「また日本には来るんだろ。ここには顔を見せるんだろうな?アーン」
「フッそれはどうかな!」
「お前がそのつもりなら俺様が行くから問題はねぇが」
「大ありだよ!」
「自家用ジェットで行く」
「ボンボンめ。」
「なまえ」
「あン!?」
「…餞別代りにイイ事教えてやろうか?シンデレラ」
「しんでれら?は?」


跡部は不敵に笑みを浮かべながら腕時計を指した。

「12時まで後15分だ。」
「……


 …!!!!」

私の顔はきっとムンクだ。

「ぎゃああー!!!はよ、はよ言えし!」
「俺様も今気付いたんだよ」
「やばっやば!じゃああたし行くわ!」
「おう。………ってオイ!そっちは校庭だぞ!」
「んー!!!」

跡部の声を背中で聞きながら私は自己トップスピードで校庭に向かった。正確には、校庭方面校舎沿い。だ。
ロータリーを突っ切って曲がれば、あー!と声が揃って向けられた。


「「「苗字先輩!!」」」
「はっけーん!」

彼らにはお世話になった、すっごい。
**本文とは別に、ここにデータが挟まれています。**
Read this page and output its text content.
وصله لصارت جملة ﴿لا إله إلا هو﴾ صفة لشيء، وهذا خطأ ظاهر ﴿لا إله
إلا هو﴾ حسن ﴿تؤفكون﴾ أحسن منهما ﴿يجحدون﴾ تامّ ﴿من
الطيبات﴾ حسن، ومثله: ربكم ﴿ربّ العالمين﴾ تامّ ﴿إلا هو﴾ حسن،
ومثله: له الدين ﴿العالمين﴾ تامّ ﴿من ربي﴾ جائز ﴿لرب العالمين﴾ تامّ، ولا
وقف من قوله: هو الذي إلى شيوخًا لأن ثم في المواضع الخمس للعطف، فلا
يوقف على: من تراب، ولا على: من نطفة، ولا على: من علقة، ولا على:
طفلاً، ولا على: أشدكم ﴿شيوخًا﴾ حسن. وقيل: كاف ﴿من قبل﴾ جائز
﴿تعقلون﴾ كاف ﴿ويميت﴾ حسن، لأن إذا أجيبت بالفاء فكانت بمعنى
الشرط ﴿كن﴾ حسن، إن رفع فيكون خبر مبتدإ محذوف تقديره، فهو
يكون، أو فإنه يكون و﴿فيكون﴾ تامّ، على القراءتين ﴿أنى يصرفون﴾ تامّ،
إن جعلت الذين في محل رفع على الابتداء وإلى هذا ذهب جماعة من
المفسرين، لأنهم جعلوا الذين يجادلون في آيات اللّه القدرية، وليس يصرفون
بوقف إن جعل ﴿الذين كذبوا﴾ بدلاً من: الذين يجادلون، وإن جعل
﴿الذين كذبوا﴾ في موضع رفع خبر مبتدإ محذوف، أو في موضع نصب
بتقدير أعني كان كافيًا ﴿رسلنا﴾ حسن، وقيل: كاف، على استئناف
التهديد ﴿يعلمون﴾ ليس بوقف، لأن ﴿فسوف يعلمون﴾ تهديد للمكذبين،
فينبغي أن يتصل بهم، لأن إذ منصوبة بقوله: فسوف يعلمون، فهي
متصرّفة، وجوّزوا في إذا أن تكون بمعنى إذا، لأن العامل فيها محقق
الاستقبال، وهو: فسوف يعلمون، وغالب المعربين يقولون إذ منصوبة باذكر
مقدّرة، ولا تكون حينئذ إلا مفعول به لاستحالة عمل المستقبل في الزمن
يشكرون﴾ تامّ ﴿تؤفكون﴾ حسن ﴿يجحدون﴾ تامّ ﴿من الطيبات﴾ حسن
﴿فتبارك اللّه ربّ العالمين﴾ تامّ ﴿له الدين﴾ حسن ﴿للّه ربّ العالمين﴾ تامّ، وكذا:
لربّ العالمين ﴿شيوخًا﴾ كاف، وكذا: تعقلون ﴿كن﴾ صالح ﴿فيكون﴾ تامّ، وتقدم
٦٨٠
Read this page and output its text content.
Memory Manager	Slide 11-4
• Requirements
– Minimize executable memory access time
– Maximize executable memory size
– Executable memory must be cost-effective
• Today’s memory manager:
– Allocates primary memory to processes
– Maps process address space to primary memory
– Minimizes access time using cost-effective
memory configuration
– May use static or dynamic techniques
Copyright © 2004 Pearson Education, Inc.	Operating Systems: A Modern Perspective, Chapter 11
めちゃ癒しだった。
ということで、準レギュの皆に挨拶無しで立ち去ろうなんて、義理人情に欠けた真似はできやしない!

「苗字先輩!マジ久しぶりっす!」
「元気でした!?」
「怪我してません!?」
「先輩あの日クソかっこよかったです」
「俺今の苗字先輩すげー好み!」「お前どさくさに紛れて何言ってんだよ!」
「ぜんばいのむじつ、じょうめいざれてよがったっっず!!!」
「おま、きたねぇよ!」
「先輩のドリンク飲めなくなんのかぁ…!」
「つれーッスよ先輩!!」

どうやら、ここも相変わらず優しいらしい

「みんな、ずっと信じててくれてありがとう…!」

「そっそんな!先輩」
「やめてくださいよ、おれらべつに」

「ううん、君らには救われっぱなしだったから。ほんとに感謝してるの!


――ありがとうね!」

いっぱいに手を広げて、近くにいた子達まとめてぎゅっとハグをする。
照れ臭そうに笑う彼らは最初から最後まで癒しであった。

「時間無いからもう行くね!」

「先輩!」
「?」

「今のレギュラー陣は正直、クソ強ぇけど」
「俺達頑張りますから!!」
「いつか」

「いつか、また来てください!!」

あっちもこっちも、向上心の強さはいい勝負だ。(こりゃレギュラーの彼らもうかうかしてらんないな。)

「下剋上、期待してる!!」

元気よく揃った返事を背中に聞きながら、私は学校のフェンスを飛び越えて通りに出た。
12時まであと5分。
屋根伝いに走ればギリギリ間に合う、か…!?

ぎゅっと足元に力を込めた瞬間。

「ドカスが」
襟首がぐいっと引っ張られました。